|Holden Village, 2010. View from a Hike|
Luke 22:24-27 “A dispute also arose among them as to which one of them was to be regarded as the greatest. But he said to them, ‘The kings of the Gentiles lord it over them; and those in authority over them are called benefactors. But not so with you; rather the greatest among you must become like the youngest, and the leader like one who serves. For who is greater, the one who is at the table or the one who serves? But I am among you as one who serves.'”
A quick synopsis of last week’s class on my thesis….
Jesus shows us again that God turns our expectations upside down – our expectations of who is the greatest and what the kingdom of God looks like. By arguing about who is most awesome, the disciples are clearly missing the point… again. Jesus had just described his body broken and blood poured out in a gift of self-sacrifice, yet the disciples value the one who is “regarded as the greatest.”
The image of a servant leader would have been striking at the table, where Jesus had literally served them bread and wine. The dining area is a place where hierarchy and status were strongly enforced at the time. To get more insight on the impact of Jesus’ words, we look to Luke 14:1-24. There Jesus is also at a table, telling a parable about the kingdom of God. The story is about a wealthy man who is going to throw a great banquet to impress people who could reciprocate with favors and banquets (14:16) (See Willi Braun’s analysis). His friends snub him for financial and economic reasons, so he invites two groups of social outcasts instead. The tale ends with the host renouncing his former social connections as he shares the dining table with the outcast (14:24). This is not paternalistic benevolence, but joining a new community – a conversion.
Our culture needs encouragement to reject the social pressure to seek status and wealth and choose the alternative way of inclusion and justice.

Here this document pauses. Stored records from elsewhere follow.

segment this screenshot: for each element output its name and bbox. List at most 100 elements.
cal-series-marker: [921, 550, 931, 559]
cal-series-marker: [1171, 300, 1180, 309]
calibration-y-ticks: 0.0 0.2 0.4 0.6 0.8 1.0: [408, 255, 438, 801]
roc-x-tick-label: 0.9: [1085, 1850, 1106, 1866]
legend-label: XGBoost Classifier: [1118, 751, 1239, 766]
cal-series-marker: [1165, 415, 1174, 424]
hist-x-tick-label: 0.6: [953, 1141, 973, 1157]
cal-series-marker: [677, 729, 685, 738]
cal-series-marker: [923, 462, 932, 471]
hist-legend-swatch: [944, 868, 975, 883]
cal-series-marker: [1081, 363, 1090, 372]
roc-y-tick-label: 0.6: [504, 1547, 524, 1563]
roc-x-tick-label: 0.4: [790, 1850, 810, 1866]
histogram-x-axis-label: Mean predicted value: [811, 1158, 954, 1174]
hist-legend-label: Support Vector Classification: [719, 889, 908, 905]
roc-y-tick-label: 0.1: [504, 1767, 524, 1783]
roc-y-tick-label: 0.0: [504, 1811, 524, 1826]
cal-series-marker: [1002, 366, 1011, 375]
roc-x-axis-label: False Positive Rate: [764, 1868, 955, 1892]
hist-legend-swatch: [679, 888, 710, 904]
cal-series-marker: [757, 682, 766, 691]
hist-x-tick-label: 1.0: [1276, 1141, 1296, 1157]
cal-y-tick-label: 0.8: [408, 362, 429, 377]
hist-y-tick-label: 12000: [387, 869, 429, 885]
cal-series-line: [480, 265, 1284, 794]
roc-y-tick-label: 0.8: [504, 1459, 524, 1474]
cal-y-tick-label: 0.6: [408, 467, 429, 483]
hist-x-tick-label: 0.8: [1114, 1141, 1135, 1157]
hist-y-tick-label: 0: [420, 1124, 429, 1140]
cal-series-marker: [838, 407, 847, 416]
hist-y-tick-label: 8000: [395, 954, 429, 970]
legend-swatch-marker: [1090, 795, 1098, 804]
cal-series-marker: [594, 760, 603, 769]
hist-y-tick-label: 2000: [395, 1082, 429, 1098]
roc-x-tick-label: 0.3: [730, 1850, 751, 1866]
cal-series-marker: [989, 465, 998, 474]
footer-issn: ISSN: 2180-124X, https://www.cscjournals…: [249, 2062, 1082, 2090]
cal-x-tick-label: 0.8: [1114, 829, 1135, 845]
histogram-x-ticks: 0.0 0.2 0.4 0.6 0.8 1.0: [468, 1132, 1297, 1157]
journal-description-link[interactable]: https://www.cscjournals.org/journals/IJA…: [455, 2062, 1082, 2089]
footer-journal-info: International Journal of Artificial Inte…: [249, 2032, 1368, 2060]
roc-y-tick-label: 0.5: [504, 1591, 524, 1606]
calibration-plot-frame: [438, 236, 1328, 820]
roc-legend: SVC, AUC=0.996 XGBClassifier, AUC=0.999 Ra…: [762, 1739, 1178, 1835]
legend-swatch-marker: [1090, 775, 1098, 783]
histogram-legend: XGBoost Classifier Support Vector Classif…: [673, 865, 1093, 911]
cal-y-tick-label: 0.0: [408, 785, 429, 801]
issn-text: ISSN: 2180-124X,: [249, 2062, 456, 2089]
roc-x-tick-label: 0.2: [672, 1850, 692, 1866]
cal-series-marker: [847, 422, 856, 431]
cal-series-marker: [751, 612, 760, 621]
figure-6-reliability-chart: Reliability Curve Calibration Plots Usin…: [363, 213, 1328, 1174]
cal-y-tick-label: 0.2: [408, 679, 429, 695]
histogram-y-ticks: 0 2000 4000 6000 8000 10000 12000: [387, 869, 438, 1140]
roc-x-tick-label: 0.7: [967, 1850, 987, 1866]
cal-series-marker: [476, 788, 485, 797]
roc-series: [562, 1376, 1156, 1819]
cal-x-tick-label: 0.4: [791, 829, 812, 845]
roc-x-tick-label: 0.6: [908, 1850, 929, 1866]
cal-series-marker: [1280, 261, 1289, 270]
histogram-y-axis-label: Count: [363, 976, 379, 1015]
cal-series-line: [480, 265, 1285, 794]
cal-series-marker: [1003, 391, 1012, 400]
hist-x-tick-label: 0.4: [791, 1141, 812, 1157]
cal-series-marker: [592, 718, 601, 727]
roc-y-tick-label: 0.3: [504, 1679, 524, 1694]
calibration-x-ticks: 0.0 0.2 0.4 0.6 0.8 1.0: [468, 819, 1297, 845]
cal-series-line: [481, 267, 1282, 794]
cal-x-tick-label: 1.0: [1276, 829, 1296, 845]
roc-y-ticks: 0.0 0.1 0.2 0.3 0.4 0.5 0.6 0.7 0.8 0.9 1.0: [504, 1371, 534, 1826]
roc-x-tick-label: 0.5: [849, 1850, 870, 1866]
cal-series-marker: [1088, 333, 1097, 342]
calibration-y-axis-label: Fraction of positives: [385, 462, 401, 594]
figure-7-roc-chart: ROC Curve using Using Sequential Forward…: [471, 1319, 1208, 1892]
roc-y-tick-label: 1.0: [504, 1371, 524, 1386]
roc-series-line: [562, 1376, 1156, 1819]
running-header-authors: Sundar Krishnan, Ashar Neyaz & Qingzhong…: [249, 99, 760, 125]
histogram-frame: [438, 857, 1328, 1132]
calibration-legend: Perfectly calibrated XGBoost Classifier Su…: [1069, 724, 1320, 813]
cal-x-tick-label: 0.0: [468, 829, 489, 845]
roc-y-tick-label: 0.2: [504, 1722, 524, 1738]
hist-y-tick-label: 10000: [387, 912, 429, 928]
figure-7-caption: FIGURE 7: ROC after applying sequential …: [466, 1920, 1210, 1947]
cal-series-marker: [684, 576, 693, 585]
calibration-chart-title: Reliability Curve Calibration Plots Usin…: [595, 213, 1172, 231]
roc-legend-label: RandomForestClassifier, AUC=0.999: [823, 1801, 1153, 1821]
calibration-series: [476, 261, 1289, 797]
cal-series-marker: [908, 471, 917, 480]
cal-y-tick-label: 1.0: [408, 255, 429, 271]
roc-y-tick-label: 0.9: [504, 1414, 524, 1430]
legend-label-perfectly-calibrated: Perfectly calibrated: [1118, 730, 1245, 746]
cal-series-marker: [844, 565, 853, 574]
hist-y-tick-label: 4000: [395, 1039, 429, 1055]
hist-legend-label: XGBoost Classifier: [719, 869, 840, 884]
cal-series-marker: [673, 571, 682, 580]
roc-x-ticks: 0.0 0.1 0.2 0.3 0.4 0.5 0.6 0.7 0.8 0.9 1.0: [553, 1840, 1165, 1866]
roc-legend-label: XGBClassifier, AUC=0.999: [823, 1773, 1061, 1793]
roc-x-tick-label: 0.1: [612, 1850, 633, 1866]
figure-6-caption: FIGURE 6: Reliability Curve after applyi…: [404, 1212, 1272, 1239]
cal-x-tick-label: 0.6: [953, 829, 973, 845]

Jesus calls us to this new way. In these verses, we also see a God who chooses to be with those who are not powerful. God does not participate in the hierarchies we create to demonstrate our faulty view of human worth. (That also means that our worth doesn’t come from whether we succeed in these hierarchies!)
In Luke 22:24-27, Jesus announces that he works contrary to our expectations of greatness. We may look for God to come in power to overthrow systems that oppress and establish an earthly kingdom in which we, perhaps, may have a seat of honor. We make gods out of that which we idolize: money, religion, beauty, fame… and sanction them with the blessing or name of God. Yet God is not these idols. Jesus came as one who serves. God is at work through service for the kingdom of God, for the freedom of humanity from idolatry, poverty and exclusion.